Sait-on ce que signifie ce mot « brousse » pour nous colons ?

La définition est tout autre que celle offerte par le dictionnaire.

La « brousse », c'est vivre au sein des peuplades les plus reculées, les plus arriérées, les plus primitives, ignorantes des plus élémentaires principes de civilisation, différentes de nous par la race et les instincts.

Pour nous, Européens, cela représente l'isolement total, pas d'espoir de rencontrer un de nos semblables à moins de 100 kilomètres à la ronde. Nous vivons là, une famille de Blancs au centre de vastes étendues, uniquement peuplées de Malgaches.

Un dimanche soir, comme tous les autres dimanches, seul jour ne marquant rien de plus qu'une cessation de travail ; car ici le missionnaire fait apparition une fois par an, tout au plus deux fois, suivant que le lui permettent l'état des routes et les moyens de locomotion mis à sa disposition par les quelques rares chrétiens qu'il rencontre.

La foi ne se propage donc que très lentement et n'est pas encore arrivée dans nos villages indigènes pour que le repos du dimanche soit religieux.

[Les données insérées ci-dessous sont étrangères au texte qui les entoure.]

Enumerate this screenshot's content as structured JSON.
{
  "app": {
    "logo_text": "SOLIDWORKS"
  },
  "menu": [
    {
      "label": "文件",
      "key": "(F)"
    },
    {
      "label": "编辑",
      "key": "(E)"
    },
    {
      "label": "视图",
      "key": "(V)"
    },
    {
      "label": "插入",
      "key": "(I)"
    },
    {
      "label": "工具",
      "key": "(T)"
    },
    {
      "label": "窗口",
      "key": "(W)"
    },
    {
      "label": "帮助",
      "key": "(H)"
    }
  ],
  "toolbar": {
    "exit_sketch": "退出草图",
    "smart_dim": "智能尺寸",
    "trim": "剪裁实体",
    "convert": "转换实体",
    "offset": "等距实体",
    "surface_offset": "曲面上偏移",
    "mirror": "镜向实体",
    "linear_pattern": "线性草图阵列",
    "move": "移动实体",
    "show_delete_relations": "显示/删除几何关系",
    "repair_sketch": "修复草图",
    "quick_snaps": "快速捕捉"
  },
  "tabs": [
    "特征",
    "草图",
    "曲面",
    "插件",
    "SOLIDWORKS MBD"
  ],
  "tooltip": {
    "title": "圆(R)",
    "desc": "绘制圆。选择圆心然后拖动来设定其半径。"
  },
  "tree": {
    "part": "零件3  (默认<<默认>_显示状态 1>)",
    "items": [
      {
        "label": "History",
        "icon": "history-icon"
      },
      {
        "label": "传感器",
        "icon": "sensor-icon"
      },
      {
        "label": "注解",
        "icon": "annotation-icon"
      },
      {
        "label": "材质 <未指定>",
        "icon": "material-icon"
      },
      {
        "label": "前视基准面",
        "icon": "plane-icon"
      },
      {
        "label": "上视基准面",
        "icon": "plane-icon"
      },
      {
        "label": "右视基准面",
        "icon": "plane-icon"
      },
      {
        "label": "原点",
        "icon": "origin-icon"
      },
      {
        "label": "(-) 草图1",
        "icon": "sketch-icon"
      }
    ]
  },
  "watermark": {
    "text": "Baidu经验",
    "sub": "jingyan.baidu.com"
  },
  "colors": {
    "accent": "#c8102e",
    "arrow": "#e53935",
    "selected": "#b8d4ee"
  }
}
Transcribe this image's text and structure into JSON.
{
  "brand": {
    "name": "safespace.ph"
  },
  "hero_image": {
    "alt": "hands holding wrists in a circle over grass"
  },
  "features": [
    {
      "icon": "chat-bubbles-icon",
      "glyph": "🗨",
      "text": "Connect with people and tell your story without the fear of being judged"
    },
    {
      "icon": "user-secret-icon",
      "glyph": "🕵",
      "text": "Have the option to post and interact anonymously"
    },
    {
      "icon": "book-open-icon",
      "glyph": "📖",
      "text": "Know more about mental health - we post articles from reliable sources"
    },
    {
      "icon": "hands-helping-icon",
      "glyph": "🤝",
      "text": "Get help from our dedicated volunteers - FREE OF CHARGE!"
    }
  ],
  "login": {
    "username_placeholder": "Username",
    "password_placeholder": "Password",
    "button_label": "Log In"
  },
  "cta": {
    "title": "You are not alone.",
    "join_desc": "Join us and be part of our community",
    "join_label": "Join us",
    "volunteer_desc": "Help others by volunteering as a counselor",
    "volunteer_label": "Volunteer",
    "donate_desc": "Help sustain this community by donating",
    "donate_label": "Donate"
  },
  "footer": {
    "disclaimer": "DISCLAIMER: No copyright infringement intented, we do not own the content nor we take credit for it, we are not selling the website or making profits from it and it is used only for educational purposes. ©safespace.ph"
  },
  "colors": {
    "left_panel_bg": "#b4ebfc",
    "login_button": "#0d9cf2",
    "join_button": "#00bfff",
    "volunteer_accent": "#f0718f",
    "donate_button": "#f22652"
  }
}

Je mets mon casque, ferme à clefs les portes de notre « case » en planches et, avant de rejoindre mon mari et ma fillette au jardin, je donne les ordres à mon cuisinier pour le repas du soir.

Il est 18 heures. Je m'attarde un peu dans la cour. Les poules, sentant la fin du jour, se perchent déjà. Le soleil n'est plus dans le ciel qu'un immense disque rouge, mais ses rayons sont encore dangereux.

Les toits des quelques paillotes constituant notre village prennent une teinte rosée, tout est calme ; la paix est troublée par la cadence des pilons de riz des femmes se hâtant dans la préparation du « sakafo » (1) avant la tombée de la nuit.

Au jardin, mon mari s'impatiente de ne pas me voir arriver assez vite à son gré.

— Te voilà enfin !

Notre potager est satisfaisant ; on y cultive tous les légumes européens, tous y poussent avec la même facilité ; nous avons aussi de bons légumes malgaches. Le sol, surchauffé durant tout le jour, nous reflète sa chaleur ; la nuit ne suffira pas à le refroidir.

Je porte ma fille (trois ans) à « babène » pour sauter aisément les canaux d'irrigation qui sillonnent le potager et le verger.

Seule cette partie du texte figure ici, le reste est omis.